ですが、予算や時間などの制約に頭を捻る毎日でもあり、自分が感動させてもらったお礼と捉えると、まだまだ返せていないなといつも思います。
だからこそ、相手の口調や心情を観察して注意深く読みとり、会話を重ねることを大切にしています。信じて/信じられて、頼って/頼られて、そのやり取りを何往復できるのか、どれくらいの深さで行えるかによって、お互いをパートナーと認められる関係性の濃度が変わってくると考えています。

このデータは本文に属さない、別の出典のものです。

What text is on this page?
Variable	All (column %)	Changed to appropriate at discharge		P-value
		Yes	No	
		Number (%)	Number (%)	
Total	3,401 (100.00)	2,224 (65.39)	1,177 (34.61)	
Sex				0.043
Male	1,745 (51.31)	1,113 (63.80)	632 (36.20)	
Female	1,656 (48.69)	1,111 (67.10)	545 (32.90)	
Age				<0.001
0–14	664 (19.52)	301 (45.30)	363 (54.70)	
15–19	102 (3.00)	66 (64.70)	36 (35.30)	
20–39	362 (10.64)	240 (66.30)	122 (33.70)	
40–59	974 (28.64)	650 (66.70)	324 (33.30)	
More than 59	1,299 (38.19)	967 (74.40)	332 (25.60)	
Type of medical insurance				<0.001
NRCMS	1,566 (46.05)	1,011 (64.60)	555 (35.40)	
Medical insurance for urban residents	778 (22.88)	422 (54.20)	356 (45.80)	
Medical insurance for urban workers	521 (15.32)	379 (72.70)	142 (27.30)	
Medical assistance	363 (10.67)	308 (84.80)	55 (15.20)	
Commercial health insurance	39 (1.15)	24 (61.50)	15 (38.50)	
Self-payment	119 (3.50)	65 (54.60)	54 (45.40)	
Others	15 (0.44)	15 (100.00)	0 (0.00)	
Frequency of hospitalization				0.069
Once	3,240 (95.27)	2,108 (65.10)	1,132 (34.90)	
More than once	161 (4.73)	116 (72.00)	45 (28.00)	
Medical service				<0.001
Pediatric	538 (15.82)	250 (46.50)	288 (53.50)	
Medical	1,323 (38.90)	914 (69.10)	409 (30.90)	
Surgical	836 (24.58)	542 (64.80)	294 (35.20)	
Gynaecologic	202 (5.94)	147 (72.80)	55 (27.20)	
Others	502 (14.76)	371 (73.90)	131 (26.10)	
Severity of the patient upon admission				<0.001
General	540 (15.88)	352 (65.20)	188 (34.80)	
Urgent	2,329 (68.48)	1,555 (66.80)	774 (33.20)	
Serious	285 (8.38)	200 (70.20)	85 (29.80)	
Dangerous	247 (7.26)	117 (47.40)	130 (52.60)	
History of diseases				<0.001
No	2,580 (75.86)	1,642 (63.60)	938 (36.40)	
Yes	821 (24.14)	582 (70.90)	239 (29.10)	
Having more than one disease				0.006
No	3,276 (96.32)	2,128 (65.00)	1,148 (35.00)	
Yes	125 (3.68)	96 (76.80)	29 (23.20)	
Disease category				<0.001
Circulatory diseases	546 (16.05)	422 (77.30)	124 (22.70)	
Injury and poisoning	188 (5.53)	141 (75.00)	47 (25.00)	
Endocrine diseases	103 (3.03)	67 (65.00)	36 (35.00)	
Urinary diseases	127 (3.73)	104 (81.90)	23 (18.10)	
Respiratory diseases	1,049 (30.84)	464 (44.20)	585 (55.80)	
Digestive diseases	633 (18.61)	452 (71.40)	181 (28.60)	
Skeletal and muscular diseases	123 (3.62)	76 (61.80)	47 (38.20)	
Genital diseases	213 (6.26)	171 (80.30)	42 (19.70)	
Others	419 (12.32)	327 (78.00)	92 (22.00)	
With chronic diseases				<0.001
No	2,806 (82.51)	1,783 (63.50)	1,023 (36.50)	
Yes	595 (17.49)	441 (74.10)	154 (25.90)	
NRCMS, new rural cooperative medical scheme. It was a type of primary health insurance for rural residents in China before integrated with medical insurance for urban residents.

――どんな人と一緒に仕事をしていきたいと思いますか?
仕事によってチームのつくり方は違いますが、本気になれる人と働きたいです。先ほど話した地方創生のプロジェクトにも紐づきますが、Webサイトをつくるときはその土地で仕事をされている方にお会いし、話を聴きに行くことから始まります。
本人の心意気やストーリーを聴いていると、いつの間にか鳥肌が立つんです。人生をかけてお店を出すことや、先も見えない中で宿を運営しようと試みている人を目の当たりにすると、ただ見た目がいいだけのサイトなんて、とてもじゃないですがつくれません。
Webサイトだけじゃなく、地方の仕事すべてにおいて言えることですが、その土地に住む方々のこれからの暮らしや未来のことを考えることが何より大事。地元の方々の想いを背負う覚悟がある人と一緒に働きたいです。
――「Project Designer」として今後していきたいことは?
自ら事業を起こすことの重さや、サービスをつくることへの理解度をより高めていきたいです。
たとえば、自分は宿泊施設のWebサイトはつくれるものの、宿泊施設を自分で立ち上げて運用したことはありません。だからこそ、人が人生をかけてしている仕事への理解を深めることが何より大切です。
今回であれば、宿泊施設に自分が泊まったうえでユーザー視点でのWebの役割に思いを巡らしてみました。宿泊者をどんな気持ちにさせたいのか?どんなことをしたら喜ぶのかを想像しながらプロジェクトをつくってみる。どんなサイクルで事業が成り立ち、どんな人がどんな想いで集ってくるのかを自分なりに考え、仕事の成り立ちへ踏み込んでいくことで同じ景色が見えてくるのではないかと思っています。
これは、「Project Designer」として、一生をかけて追求し続けるべきポイントだと考えています。
Webサイトをつくることが「オーダーメイドの家をつくること」だとするのならば、相手を知ったうえで、その人のためのWebサイトをつくりたいです。それと同時に自分本位になっていないか?という自問自答も忘れずにいたいと思います。
トレンドや流行りを追ったものではなく、一生住みたいと思われる家や「あなたのおかげで人生が変わった」と言われるような価値を提供する仕事ができたらなと思っています。